One of the most troubling characteristics of the Learning Disabled child can be the lack of age-appropriate social skills.

Conditions such as Asperger’s Syndrome, ADHD, Generalized Anxiety Disorder, etc., are linked to differences in brain chemistry and function. Therefore their difficulties with social skills are also biological and organic in nature.

However, that explanation does little to help a child connect with his peers.

Children with learning differences often go through their school years being isolated, lonely, confused and bullied.

The pain these children experience is so destructive that it pervades every aspect of their lives.

As self-esteem goes down, so can school performance. Meanwhile, behavior problems can arise.

This becomes a vicious cycle of never-ending hits to self-esteem.

What to do? Parents need to teach directly the skills other children absorb naturally.

Teach your child to actively listen to social interactions, then discuss what he observed.

Try not to interfere in minor playtime squabbles. It is important for children to learn to compromise and settle their own disputes.

The playground is a template for adult life.

Children need social connections other than school, as well.

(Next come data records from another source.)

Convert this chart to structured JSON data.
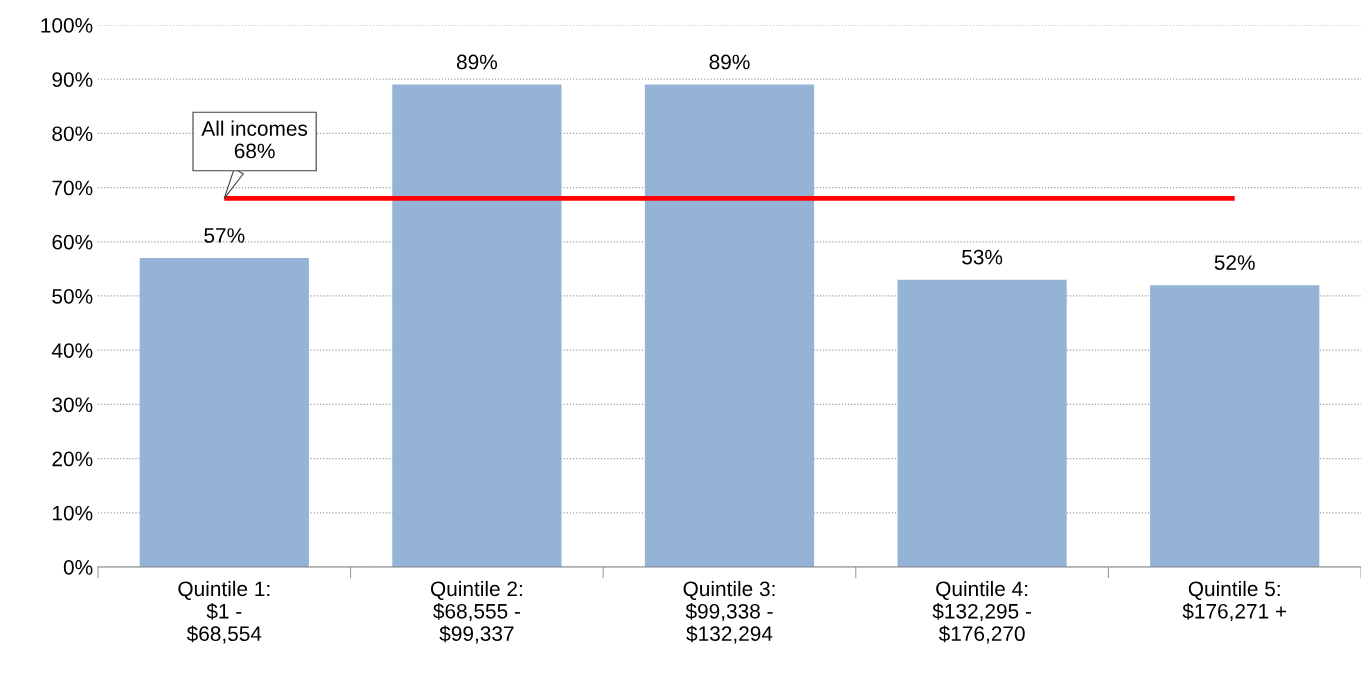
{
  "chart_data": {
    "type": "bar",
    "categories": [
      "Quintile 1:\n$1 -\n$68,554",
      "Quintile 2:\n$68,555 -\n$99,337",
      "Quintile 3:\n$99,338 -\n$132,294",
      "Quintile 4:\n$132,295 -\n$176,270",
      "Quintile 5:\n$176,271 +"
    ],
    "values": [
      57,
      89,
      89,
      53,
      52
    ],
    "value_labels": [
      "57%",
      "89%",
      "89%",
      "53%",
      "52%"
    ],
    "color": "#95b3d7",
    "ylim": [
      0,
      100
    ],
    "yticks": [
      {
        "value": 0,
        "label": "0%"
      },
      {
        "value": 10,
        "label": "10%"
      },
      {
        "value": 20,
        "label": "20%"
      },
      {
        "value": 30,
        "label": "30%"
      },
      {
        "value": 40,
        "label": "40%"
      },
      {
        "value": 50,
        "label": "50%"
      },
      {
        "value": 60,
        "label": "60%"
      },
      {
        "value": 70,
        "label": "70%"
      },
      {
        "value": 80,
        "label": "80%"
      },
      {
        "value": 90,
        "label": "90%"
      },
      {
        "value": 100,
        "label": "100%"
      }
    ],
    "grid": "y",
    "ref_lines": [
      {
        "axis": "y",
        "value": 68,
        "label": "All incomes\n68%",
        "color": "#ff0000"
      }
    ]
  }
}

Clubs, church, sports and music are great ways to enrich a child’s social life.

Finally, children with learning disabilities will need more intensive training in social skills.

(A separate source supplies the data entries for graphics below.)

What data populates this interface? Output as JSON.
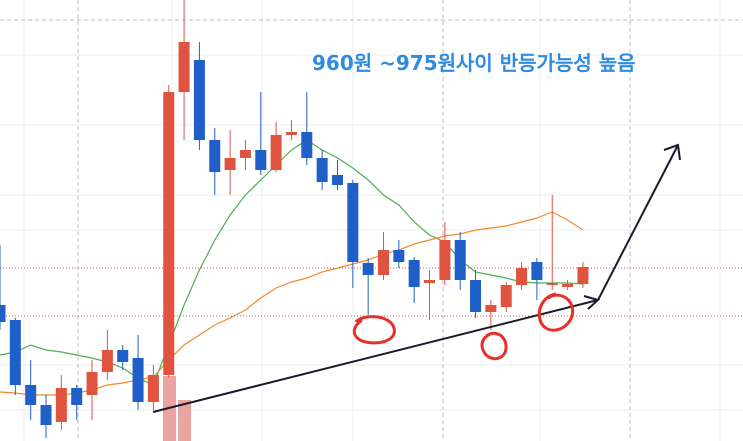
{
  "chart_data": {
    "type": "candlestick",
    "annotation": "960원 ~975원사이 반등가능성 높음",
    "ylim": [
      897.5,
      1118
    ],
    "up_color": "#e0533f",
    "down_color": "#1f5fc8",
    "open": [
      965.5,
      958,
      925.5,
      915.5,
      907,
      924,
      920.5,
      932,
      943,
      939,
      917,
      930.5,
      1072,
      1088,
      1048,
      1033,
      1039,
      1043,
      1033,
      1050.5,
      1052,
      1039,
      1030.5,
      1026.5,
      986.5,
      980.5,
      993,
      988,
      976.5,
      978,
      998,
      978,
      962,
      964.5,
      975.5,
      987,
      975.5,
      974.5,
      976
    ],
    "high": [
      995.5,
      959,
      938,
      920.5,
      930.5,
      925.5,
      938,
      953,
      945.5,
      950.5,
      935.5,
      1075.5,
      1118,
      1097,
      1054,
      1053,
      1048,
      1072,
      1057,
      1058,
      1072,
      1043,
      1038,
      1028,
      989,
      1002,
      998,
      989.5,
      983,
      1007,
      1002,
      983,
      968,
      977,
      987,
      989,
      1020.5,
      978,
      987
    ],
    "low": [
      953,
      920.5,
      908,
      899,
      903,
      908,
      908,
      928,
      933,
      913,
      913,
      929,
      1048,
      1043,
      1020.5,
      1020.5,
      1033,
      1030.5,
      1032,
      1048,
      1035.5,
      1023,
      1023,
      974,
      960.5,
      978,
      984,
      966.5,
      958,
      975.5,
      973,
      959,
      953,
      962,
      973,
      968,
      973,
      973,
      974
    ],
    "close": [
      957,
      925.5,
      915.5,
      905.5,
      924,
      915.5,
      932,
      943,
      937,
      917,
      930.5,
      1072,
      1097,
      1048,
      1032,
      1039,
      1043,
      1033,
      1050.5,
      1052,
      1039,
      1027,
      1025.5,
      987,
      980.5,
      993,
      987,
      974.5,
      978,
      998,
      978,
      962,
      965.5,
      975.5,
      984,
      978,
      976.5,
      976,
      984.5
    ],
    "overlays": [
      {
        "color": "#4caf50",
        "values": [
          940.5,
          942,
          945.5,
          943,
          942,
          940.5,
          939,
          937,
          934,
          929,
          925.5,
          945.5,
          965.5,
          983,
          998,
          1010.5,
          1020.5,
          1028,
          1035.5,
          1043,
          1048,
          1043,
          1039,
          1034,
          1028,
          1020.5,
          1015.5,
          1007,
          1000.5,
          997,
          988,
          982,
          980.5,
          979,
          977,
          976.5,
          976.5,
          976.5,
          976
        ]
      },
      {
        "color": "#f08a2c",
        "values": [
          922,
          921.5,
          920.5,
          920.5,
          920.5,
          921.5,
          923,
          925.5,
          926.5,
          928,
          929.5,
          938,
          945.5,
          950.5,
          955.5,
          959,
          963,
          969,
          974,
          977,
          979,
          982,
          984,
          986,
          988,
          991,
          993,
          996,
          998,
          1000,
          1001,
          1003,
          1004,
          1005,
          1007,
          1009,
          1012,
          1008,
          1003
        ]
      }
    ],
    "levels": [
      984,
      960
    ],
    "level_color": "#d9534f"
  }
}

At The Sharon School for Attention Deficit Hyperactivity Disorders & Learning Disabilities, projects and play activities are used as a format for teaching appropriate social interaction.

The school strives to provide a natural, easy environment so children can relax and relate.

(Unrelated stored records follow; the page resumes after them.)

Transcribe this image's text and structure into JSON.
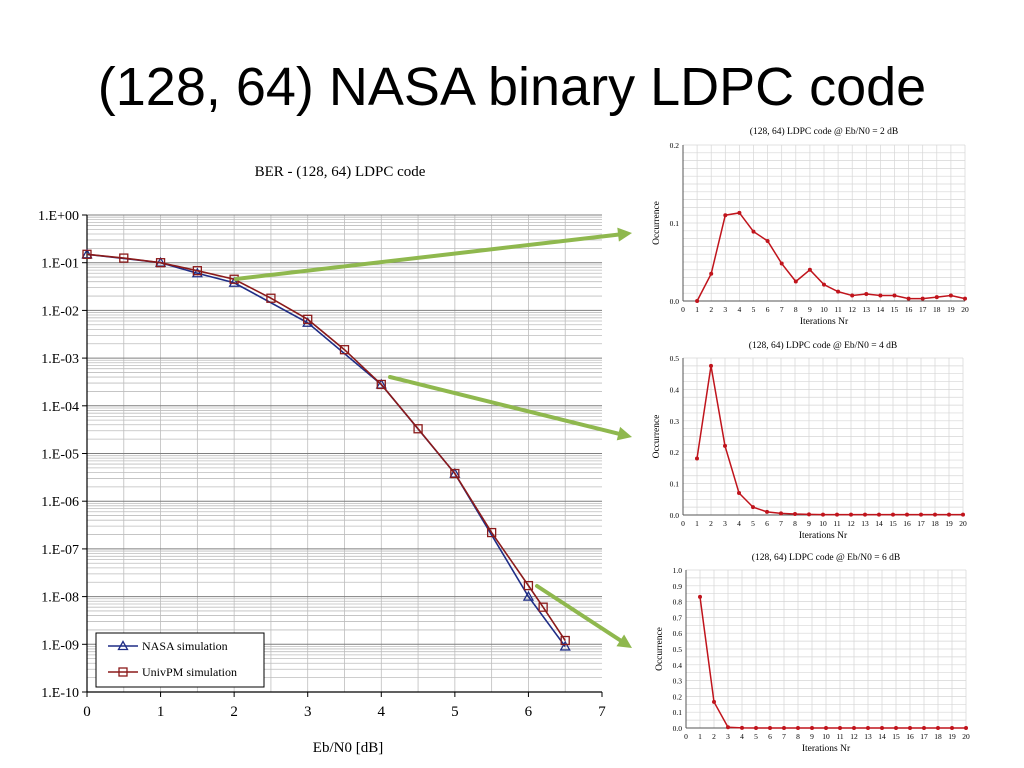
{
  "slide": {
    "title": "(128, 64) NASA binary LDPC code"
  },
  "colors": {
    "nasa": "#1f2d86",
    "univpm": "#8b1a1a",
    "occurrence": "#c0141c",
    "arrow": "#8fb84e"
  },
  "chart_data": [
    {
      "type": "line",
      "title": "BER - (128, 64) LDPC code",
      "xlabel": "Eb/N0 [dB]",
      "ylabel": "",
      "xlim": [
        0,
        7
      ],
      "ylim": [
        1e-10,
        1
      ],
      "yscale": "log",
      "xticks": [
        0,
        1,
        2,
        3,
        4,
        5,
        6,
        7
      ],
      "yticks": [
        "1.E+00",
        "1.E-01",
        "1.E-02",
        "1.E-03",
        "1.E-04",
        "1.E-05",
        "1.E-06",
        "1.E-07",
        "1.E-08",
        "1.E-09",
        "1.E-10"
      ],
      "grid": true,
      "legend": "bottom-left",
      "series": [
        {
          "name": "NASA simulation",
          "marker": "triangle",
          "x": [
            0,
            1,
            1.5,
            2,
            3,
            4,
            5,
            6,
            6.5
          ],
          "y": [
            0.15,
            0.1,
            0.06,
            0.038,
            0.0055,
            0.00028,
            3.8e-06,
            1e-08,
            9e-10
          ]
        },
        {
          "name": "UnivPM simulation",
          "marker": "square",
          "x": [
            0,
            0.5,
            1,
            1.5,
            2,
            2.5,
            3,
            3.5,
            4,
            4.5,
            5,
            5.5,
            6,
            6.2,
            6.5
          ],
          "y": [
            0.15,
            0.125,
            0.1,
            0.068,
            0.045,
            0.018,
            0.0065,
            0.0015,
            0.00028,
            3.3e-05,
            3.8e-06,
            2.2e-07,
            1.7e-08,
            6e-09,
            1.2e-09
          ]
        }
      ]
    },
    {
      "type": "line",
      "title": "(128, 64) LDPC code @ Eb/N0 = 2 dB",
      "xlabel": "Iterations Nr",
      "ylabel": "Occurrence",
      "ylim": [
        0,
        0.2
      ],
      "yticks": [
        "0.0",
        "0.1",
        "0.2"
      ],
      "xticks": [
        0,
        1,
        2,
        3,
        4,
        5,
        6,
        7,
        8,
        9,
        10,
        11,
        12,
        13,
        14,
        15,
        16,
        17,
        18,
        19,
        20
      ],
      "x": [
        1,
        2,
        3,
        4,
        5,
        6,
        7,
        8,
        9,
        10,
        11,
        12,
        13,
        14,
        15,
        16,
        17,
        18,
        19,
        20
      ],
      "values": [
        0.0,
        0.035,
        0.11,
        0.113,
        0.089,
        0.077,
        0.048,
        0.025,
        0.04,
        0.021,
        0.012,
        0.007,
        0.009,
        0.007,
        0.007,
        0.003,
        0.003,
        0.005,
        0.007,
        0.003
      ]
    },
    {
      "type": "line",
      "title": "(128, 64) LDPC code @ Eb/N0 = 4 dB",
      "xlabel": "Iterations Nr",
      "ylabel": "Occurrence",
      "ylim": [
        0,
        0.5
      ],
      "yticks": [
        "0.0",
        "0.1",
        "0.2",
        "0.3",
        "0.4",
        "0.5"
      ],
      "xticks": [
        0,
        1,
        2,
        3,
        4,
        5,
        6,
        7,
        8,
        9,
        10,
        11,
        12,
        13,
        14,
        15,
        16,
        17,
        18,
        19,
        20
      ],
      "x": [
        1,
        2,
        3,
        4,
        5,
        6,
        7,
        8,
        9,
        10,
        11,
        12,
        13,
        14,
        15,
        16,
        17,
        18,
        19,
        20
      ],
      "values": [
        0.18,
        0.475,
        0.22,
        0.07,
        0.025,
        0.01,
        0.005,
        0.003,
        0.002,
        0.001,
        0.001,
        0.001,
        0.001,
        0.001,
        0.001,
        0.001,
        0.001,
        0.001,
        0.001,
        0.001
      ]
    },
    {
      "type": "line",
      "title": "(128, 64) LDPC code @ Eb/N0 = 6 dB",
      "xlabel": "Iterations Nr",
      "ylabel": "Occurrence",
      "ylim": [
        0,
        1.0
      ],
      "yticks": [
        "0.0",
        "0.1",
        "0.2",
        "0.3",
        "0.4",
        "0.5",
        "0.6",
        "0.7",
        "0.8",
        "0.9",
        "1.0"
      ],
      "xticks": [
        0,
        1,
        2,
        3,
        4,
        5,
        6,
        7,
        8,
        9,
        10,
        11,
        12,
        13,
        14,
        15,
        16,
        17,
        18,
        19,
        20
      ],
      "x": [
        1,
        2,
        3,
        4,
        5,
        6,
        7,
        8,
        9,
        10,
        11,
        12,
        13,
        14,
        15,
        16,
        17,
        18,
        19,
        20
      ],
      "values": [
        0.83,
        0.165,
        0.005,
        0.001,
        0.0,
        0.0,
        0.0,
        0.0,
        0.0,
        0.0,
        0.0,
        0.0,
        0.0,
        0.0,
        0.0,
        0.0,
        0.0,
        0.0,
        0.0,
        0.0
      ]
    }
  ]
}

This is an integral part of the school program. Starting in January, the school also will offer after-school social skills classes for students who attend other schools.

The Sharon School recognizes that some children learn differently.

They perceive the world differently and processes experiences differently.

These children have unique talents and gifts. Imagine the world without the contributions of Albert Einstein, Mozart, Thomas Edison or many other notable people with learning differences.

A child with learning differences is much more than a label.

Let’s not let him suffer for lack of training in those very important social skills.